He raised an eyebrow. “Without that sort of trouble, at least. Still plenty of the usual kind.”
“Oh?” she asked.
“Folk getting into each other’s business. You know.”
She chuckled, thinking that Mart might end up giving her the best account of the region of them all.
“I don’t know what the others told you, but it really doesn’t matter what anyone thinks about that Semperfi house. The next storm, that thing’ll slide into the river, nothing anyone can say about it.”
Enid agreed. “So you didn’t know about the request for an investigation. You have an opinion about that?”
“Or about investigators in general?” Teeg added softly, and the man looked sharply at him.
“Don’t know that the problem needed investigators at all. But Erik . . . he’s stubborn.” Mart led them to the back of the house. “Have to warn you, the others won’t be happy to see you. Might be twenty years on, but they’ll remember.”
The other three
members of the household were on the back porch, which was set up as a workspace. Screened in, open to the air, the space was cooler than the rest of the house. Kellan sat on a chair. A man knelt by him, holding his hand, murmuring to him. A woman stood holding a large mug, maybe of water. Either Kellan had just drunk something or she was trying to get him to.
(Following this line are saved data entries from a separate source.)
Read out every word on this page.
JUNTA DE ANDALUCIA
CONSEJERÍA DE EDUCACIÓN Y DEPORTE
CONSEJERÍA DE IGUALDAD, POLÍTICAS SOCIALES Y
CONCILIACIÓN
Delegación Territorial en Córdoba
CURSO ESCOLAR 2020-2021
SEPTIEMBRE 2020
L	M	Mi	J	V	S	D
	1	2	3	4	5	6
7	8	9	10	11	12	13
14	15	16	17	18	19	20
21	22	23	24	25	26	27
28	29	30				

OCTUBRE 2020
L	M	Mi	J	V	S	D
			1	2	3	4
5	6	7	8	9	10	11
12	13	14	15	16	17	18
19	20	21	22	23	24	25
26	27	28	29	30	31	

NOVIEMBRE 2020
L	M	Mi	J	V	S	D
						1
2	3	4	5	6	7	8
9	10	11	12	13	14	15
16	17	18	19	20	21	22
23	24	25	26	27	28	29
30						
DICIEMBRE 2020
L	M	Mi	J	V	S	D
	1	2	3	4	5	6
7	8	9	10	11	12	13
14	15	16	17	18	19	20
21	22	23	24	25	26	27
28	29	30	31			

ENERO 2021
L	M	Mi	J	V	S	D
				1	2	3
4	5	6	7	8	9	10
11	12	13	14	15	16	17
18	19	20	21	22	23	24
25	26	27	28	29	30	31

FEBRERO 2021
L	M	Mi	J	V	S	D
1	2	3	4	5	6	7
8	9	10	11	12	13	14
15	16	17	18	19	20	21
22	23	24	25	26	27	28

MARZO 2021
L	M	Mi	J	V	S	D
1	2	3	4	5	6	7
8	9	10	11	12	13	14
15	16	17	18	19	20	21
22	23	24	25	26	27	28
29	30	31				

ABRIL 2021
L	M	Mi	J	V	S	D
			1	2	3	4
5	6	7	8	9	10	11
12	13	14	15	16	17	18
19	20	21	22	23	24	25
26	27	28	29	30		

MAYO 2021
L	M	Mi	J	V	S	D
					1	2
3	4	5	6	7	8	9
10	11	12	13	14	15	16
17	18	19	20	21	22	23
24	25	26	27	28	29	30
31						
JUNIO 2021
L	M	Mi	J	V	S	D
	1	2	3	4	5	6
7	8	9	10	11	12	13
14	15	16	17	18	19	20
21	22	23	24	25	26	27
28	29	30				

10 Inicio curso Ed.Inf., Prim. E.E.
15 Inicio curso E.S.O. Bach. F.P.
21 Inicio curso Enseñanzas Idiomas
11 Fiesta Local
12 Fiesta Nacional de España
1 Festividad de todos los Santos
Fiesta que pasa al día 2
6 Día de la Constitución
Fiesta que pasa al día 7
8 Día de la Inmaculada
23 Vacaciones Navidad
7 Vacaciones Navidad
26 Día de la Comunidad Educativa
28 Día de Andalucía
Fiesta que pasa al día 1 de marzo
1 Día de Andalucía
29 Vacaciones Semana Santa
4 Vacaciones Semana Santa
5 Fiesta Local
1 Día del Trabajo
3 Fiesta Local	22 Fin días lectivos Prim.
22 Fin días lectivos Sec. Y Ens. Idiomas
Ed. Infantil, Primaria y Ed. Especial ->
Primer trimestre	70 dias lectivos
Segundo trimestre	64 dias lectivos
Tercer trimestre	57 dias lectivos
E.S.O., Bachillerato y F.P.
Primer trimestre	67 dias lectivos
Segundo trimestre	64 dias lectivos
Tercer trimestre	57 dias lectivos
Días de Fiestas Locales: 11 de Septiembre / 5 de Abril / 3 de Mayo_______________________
The woman would be Neeve, the one who’d cut out her implant twenty years ago. No one would ever know, looking at her now. She wore long sleeves; the scar wasn’t visible.
From the doorway, Mart made a curt announcement. “I think I found out what’s got into Kellan.” Stepping aside, he gestured to Enid and Teeg. The two in their brown uniforms filled the doorway. Even spattered with mud and worn from travel, those uniforms intimidated.
The way those on the porch reacted, the investigators might have walked in swinging axes. Wasn’t just shock on their faces as they drew back; it was fear. Enid smiled calmly and turned to murmur to Teeg to maybe put the staff away, but he’d already shifted it behind his shoulder, partly out of sight.
“Hola,” she said. “I’m Enid, this is Teeg—”
She was about to ask for their names, but froze when she got a good look at the woman, Neeve.
She looked just like Juni.
A more tired, wary version of her, but still the same: round face, hair in a braid instead of up in a bun, streaked with gray where Juni’s wasn’t. Frowning and quiet where Juni would be smiling. Nothing in any of the notes Enid had made prior to coming here had mentioned that Juni and the woman at Last House were sisters, much less twins. Yet they clearly were.
“They’re Neeve and Telman,” Mart said, nodding at the woman, then the man. “You met Kellan already.”
Telman—near forty and balding, with brown skin and a long face—looked back and forth between Neeve and the investigators. He would jump in to protect her, if he thought he needed to, Enid suspected. They were wary. They had every right to be. This, not the eager helpfulness they’d seen so far, was the reception investigators usually got.
Enid studied the woman again, getting over the initial surprise of her appearance. Forty or so, with ruddy, sunburned skin, Neeve stood with her gaze downcast, clutching the mug to her chest. She stood like she was bracing for something terrible.
And why shouldn’t she? The old investigation had been about her. But this wasn’t about her. Enid turned to the man in the chair.
“Kellan. You had a shock. How are you doing?”
The others watched him carefully; they didn’t seem to know what to expect from him, either. Kellan straightened, took a deep, unsteady breath, and scrubbed his face with his hands. “There’s a body,” he said.
“Yes,” Enid said. “We’re talking to everyone. You said you didn’t recognize her.”
“No, no, I didn’t, no.” He shook his head quickly, nervously. Looked at the others, almost pleading, as if he wanted them to confirm.
Mart said softly, “Any idea who it was?”
“She was a young woman, maybe twenty. Brown hair, about five feet tall or so. We think she’s from outside. Not Coast Road.”
A silence stretched on, fraught and interesting. The folk of Last House seemed to hold themselves unnaturally still, afraid to speak.
Finally, Neeve said softly, anxiously, “Can we go look? I . . . I’d like to look.”
“You think you might know her?” Teeg said, leaning in, maybe a little too excited.